In diesem Augenblick hörten die beiden Jäger einen Schrei, der dem einer in der Falle gefangenen Maus ziemlich ähnlich war. Sie horchten. Das Geräusch der gestreiften Blätter einiger Büsche machte sich in dem Schweigen bemerkbar, wie das Gemurmel einer erregten Welle; aber obgleich sie angestrengt lauschten, um weitere Töne zu hören, blieb die Erde still und bewahrte das Geheimnis der Schritte der Unbekannten, wenn sie überhaupt welche gemacht hatte.
»Das ist seltsam«, rief Philipp und verfolgte die Linie, die die Mauer des Parks beschrieb.
Die beiden Freunde gelangten bald zu einer Allee des Waldes, die nach dem Dorfe Chauvry führte.
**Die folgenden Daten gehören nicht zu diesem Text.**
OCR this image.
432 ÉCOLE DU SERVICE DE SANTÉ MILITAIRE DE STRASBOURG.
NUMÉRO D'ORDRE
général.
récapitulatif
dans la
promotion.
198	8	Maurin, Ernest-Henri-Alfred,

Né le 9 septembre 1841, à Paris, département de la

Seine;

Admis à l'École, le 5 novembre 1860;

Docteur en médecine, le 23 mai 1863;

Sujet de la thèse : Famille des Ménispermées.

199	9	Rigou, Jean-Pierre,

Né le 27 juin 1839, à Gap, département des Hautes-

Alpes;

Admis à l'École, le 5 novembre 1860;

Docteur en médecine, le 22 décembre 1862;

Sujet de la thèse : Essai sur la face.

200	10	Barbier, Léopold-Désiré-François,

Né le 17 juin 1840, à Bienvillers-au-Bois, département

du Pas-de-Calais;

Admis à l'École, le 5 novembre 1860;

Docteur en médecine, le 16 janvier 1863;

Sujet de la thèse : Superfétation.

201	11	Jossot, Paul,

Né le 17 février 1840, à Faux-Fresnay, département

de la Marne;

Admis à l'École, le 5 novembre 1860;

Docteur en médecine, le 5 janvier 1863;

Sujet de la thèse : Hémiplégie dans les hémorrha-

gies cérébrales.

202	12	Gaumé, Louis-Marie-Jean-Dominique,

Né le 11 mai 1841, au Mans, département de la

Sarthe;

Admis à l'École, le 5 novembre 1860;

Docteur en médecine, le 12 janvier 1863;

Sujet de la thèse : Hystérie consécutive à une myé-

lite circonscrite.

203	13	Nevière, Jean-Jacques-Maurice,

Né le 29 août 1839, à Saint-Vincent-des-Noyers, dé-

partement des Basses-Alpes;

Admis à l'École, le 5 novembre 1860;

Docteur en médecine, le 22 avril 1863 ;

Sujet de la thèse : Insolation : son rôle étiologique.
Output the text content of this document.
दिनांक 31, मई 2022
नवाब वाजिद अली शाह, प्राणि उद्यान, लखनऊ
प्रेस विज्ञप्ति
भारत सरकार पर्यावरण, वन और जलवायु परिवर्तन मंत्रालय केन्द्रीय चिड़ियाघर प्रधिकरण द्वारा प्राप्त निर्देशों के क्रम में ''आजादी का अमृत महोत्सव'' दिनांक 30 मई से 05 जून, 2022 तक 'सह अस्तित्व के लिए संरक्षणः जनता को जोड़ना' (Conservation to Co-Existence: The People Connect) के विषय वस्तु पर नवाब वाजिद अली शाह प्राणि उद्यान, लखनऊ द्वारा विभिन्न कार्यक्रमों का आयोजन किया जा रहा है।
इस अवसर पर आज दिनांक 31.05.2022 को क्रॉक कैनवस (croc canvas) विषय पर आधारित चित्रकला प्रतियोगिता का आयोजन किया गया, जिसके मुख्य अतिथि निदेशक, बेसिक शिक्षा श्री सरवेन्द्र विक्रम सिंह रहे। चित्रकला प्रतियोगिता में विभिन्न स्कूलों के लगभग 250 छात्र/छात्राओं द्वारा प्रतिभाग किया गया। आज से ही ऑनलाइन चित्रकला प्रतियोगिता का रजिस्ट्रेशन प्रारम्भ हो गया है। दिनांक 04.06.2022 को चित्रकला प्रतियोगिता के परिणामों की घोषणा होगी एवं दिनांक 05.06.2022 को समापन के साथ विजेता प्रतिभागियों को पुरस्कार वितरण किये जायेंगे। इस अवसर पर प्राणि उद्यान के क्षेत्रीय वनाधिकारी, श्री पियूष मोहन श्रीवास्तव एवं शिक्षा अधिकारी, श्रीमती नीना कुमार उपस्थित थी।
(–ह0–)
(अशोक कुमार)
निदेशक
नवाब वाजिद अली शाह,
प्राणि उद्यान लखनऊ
Nachdem sie den Weg auf der Straße nach Paris zurückgegangen waren, befanden sie sich vor einem großen Gitter und erblickten nun die Hauptfassade der geheimnisvollen Behausung. Von dieser Seite erschien die Zerstörung auf ihrem Gipfel: ungeheure Risse durchfurchten die drei Flügel dieses rechtwinklig errichteten Bauwerks. Trümmer von Ziegeln und Schieferplatten waren auf der Erde angehäuft, und zerstörte Dächer zeigten eine vollkommene Unbekümmertheit an. Etliche Früchte waren unter den Bäumen abgefallen und verfaulten, ohne daß jemand sie aufsammelte. Eine Kuh ging quer über den Grasplatz und schnupperte in den Beeten herum, während eine Ziege die grünen Beeren und Ranken eines Weinstocks kaute.
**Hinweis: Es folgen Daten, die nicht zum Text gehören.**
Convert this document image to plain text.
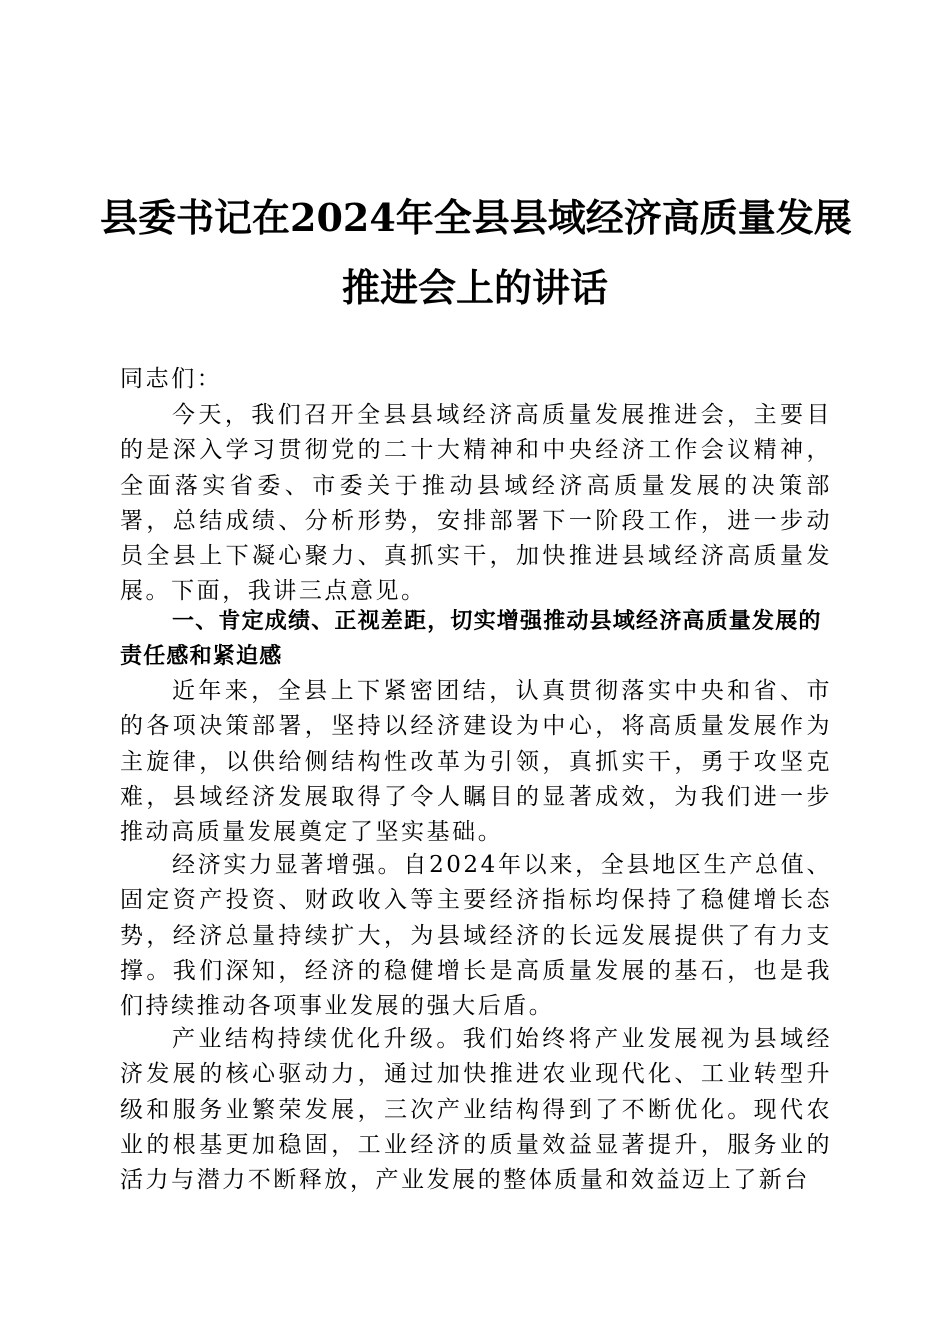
县委书记在2024年全县县域经济高质量发展
推进会上的讲话
同志们：

今天，我们召开全县县域经济高质量发展推进会，主要目的是深入学习贯彻党的二十大精神和中央经济工作会议精神，全面落实省委、市委关于推动县域经济高质量发展的决策部署，总结成绩、分析形势，安排部署下一阶段工作，进一步动员全县上下凝心聚力、真抓实干，加快推进县域经济高质量发展。下面，我讲三点意见。

一、肯定成绩、正视差距，切实增强推动县域经济高质量发展的责任感和紧迫感

近年来，全县上下紧密团结，认真贯彻落实中央和省、市的各项决策部署，坚持以经济建设为中心，将高质量发展作为主旋律，以供给侧结构性改革为引领，真抓实干，勇于攻坚克难，县域经济发展取得了令人瞩目的显著成效，为我们进一步推动高质量发展奠定了坚实基础。

经济实力显著增强。自2024年以来，全县地区生产总值、固定资产投资、财政收入等主要经济指标均保持了稳健增长态势，经济总量持续扩大，为县域经济的长远发展提供了有力支撑。我们深知，经济的稳健增长是高质量发展的基石，也是我们持续推动各项事业发展的强大后盾。

产业结构持续优化升级。我们始终将产业发展视为县域经济发展的核心驱动力，通过加快推进农业现代化、工业转型升级和服务业繁荣发展，三次产业结构得到了不断优化。现代农业的根基更加稳固，工业经济的质量效益显著提升，服务业的活力与潜力不断释放，产业发展的整体质量和效益迈上了新台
»Hier ist alles in Übereinstimmung, und die Unordnung ist gewissermaßen organisiert«, sagte der Oberst und zog an der Schnur einer Glocke; aber die Glocke hatte keinen Klöpfel.
Die beiden Jäger hörten nur den eigenartigen scharfen Ton eines verrosteten Glockenzuges. Obgleich sehr verfallen, widerstand die kleine Tür in der Mauer doch jedem Druck.
»Ei, ei! Alles macht einen hier neugierig«, sagte er zu seinem Gefährten.